Shared databases
The recommended reviewed migration flow for PostgreSQL and shared SQLite databases.
Shared databases
Use the same migration process for any database that is shared, long-lived, or contains data you care about.
That includes:
- PostgreSQL used by a backend or API
- shared SQLite files used by multiple app instances or long-lived environments
- staging and production databases
Recommended flow
- Edit
schema.prisma. - Run
checkandgenerate. - Create the next migration locally with
migrate dev. - Review
migration.sql,warnings.txt,before.prisma,after.prisma, andmetadata.txt. - Commit schema changes, generated client, and migration artifacts together.
- Run
migrate statusagainst the target database. - Apply with
migrate deploy. - Verify with
migrate status.
Commands
dart run comon_orm check
dart run comon_orm generate
dart run comon_orm migrate dev --name 20260315_add_user_role
dart run comon_orm migrate status
dart run comon_orm migrate deployWhat to review in the drafted artifact
migration.sql
This is the human-readable DDL summary.
Typical shape:
ALTER TABLE "posts" ADD COLUMN "status" TEXT NOT NULL DEFAULT 'draft';
CREATE INDEX "posts_author_id_status_idx" ON "posts" ("author_id", "status");warnings.txt
This is the safety gate. If the planner sees risky transitions, the warnings appear here and apply stops by default.
Typical warnings include:
- dropping a column with live data
- shrinking an enum while live rows still use removed values
- lossy type changes
- SQLite rebuild scenarios
Example:
Potential data loss: dropping column users.legacy_code.
Potential rebuild: SQLite table posts must be recreated to apply relation or type changes.before.prisma and after.prisma
These files capture the reviewed schema transition.
They matter for:
- auditability
migrate statusmigrate resolve- recovery when a local artifact has to be reconstructed from history
metadata.txt
This file stores migration metadata such as statement counts and whether a rebuild was required.
It matters for:
- deploy planning
- drift/status diagnostics
- provider-specific execution details
Important nuance
dev and deploy are not the same step.
devcreates the next local migration artifact, applies it to the current database, and refreshes the clientdeployapplies already-created local migrations to another database- checked-in migration artifacts remain important for review, status, rollback, and audit
History table
Applied migrations are recorded in _comon_orm_migrations with metadata such as:
- migration name
- provider
- checksum
- warnings
- whether a rebuild was required
- before and after schema snapshots
That metadata is what makes drift detection, status checks, and rollback support possible.

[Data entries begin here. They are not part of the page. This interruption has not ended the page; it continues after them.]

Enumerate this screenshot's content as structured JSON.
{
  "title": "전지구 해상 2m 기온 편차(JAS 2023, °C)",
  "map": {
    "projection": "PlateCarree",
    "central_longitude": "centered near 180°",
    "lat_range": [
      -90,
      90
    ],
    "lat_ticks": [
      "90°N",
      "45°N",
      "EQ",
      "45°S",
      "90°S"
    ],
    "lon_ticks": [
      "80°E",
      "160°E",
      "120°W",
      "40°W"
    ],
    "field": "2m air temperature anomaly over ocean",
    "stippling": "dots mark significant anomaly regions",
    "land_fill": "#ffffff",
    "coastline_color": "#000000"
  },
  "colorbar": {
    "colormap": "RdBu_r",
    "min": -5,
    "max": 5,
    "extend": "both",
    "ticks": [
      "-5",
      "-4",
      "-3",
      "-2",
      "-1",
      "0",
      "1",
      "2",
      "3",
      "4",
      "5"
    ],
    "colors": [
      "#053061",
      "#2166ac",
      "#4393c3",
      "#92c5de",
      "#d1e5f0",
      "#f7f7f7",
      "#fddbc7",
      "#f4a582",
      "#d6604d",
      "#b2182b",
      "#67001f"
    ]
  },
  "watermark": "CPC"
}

If you need to repair that history, use migrate resolve --applied ... or migrate resolve --rolled-back ....
Warnings and risk handling
dev, deploy, and other mutation commands stop by default when the planner detects risky changes such as destructive drops, lossy type changes, enum shrinkage, or SQLite rebuild scenarios.
Use --allow-warnings only after explicit review.
Practical review rules
- Never edit old checked-in migration directories after they were applied anywhere important.
- Run
migrate statusbeforemigrate deployon environments that may have drifted. - Treat warnings as a review step, not as noise to bypass.
- Prefer a new forward migration over rewriting history.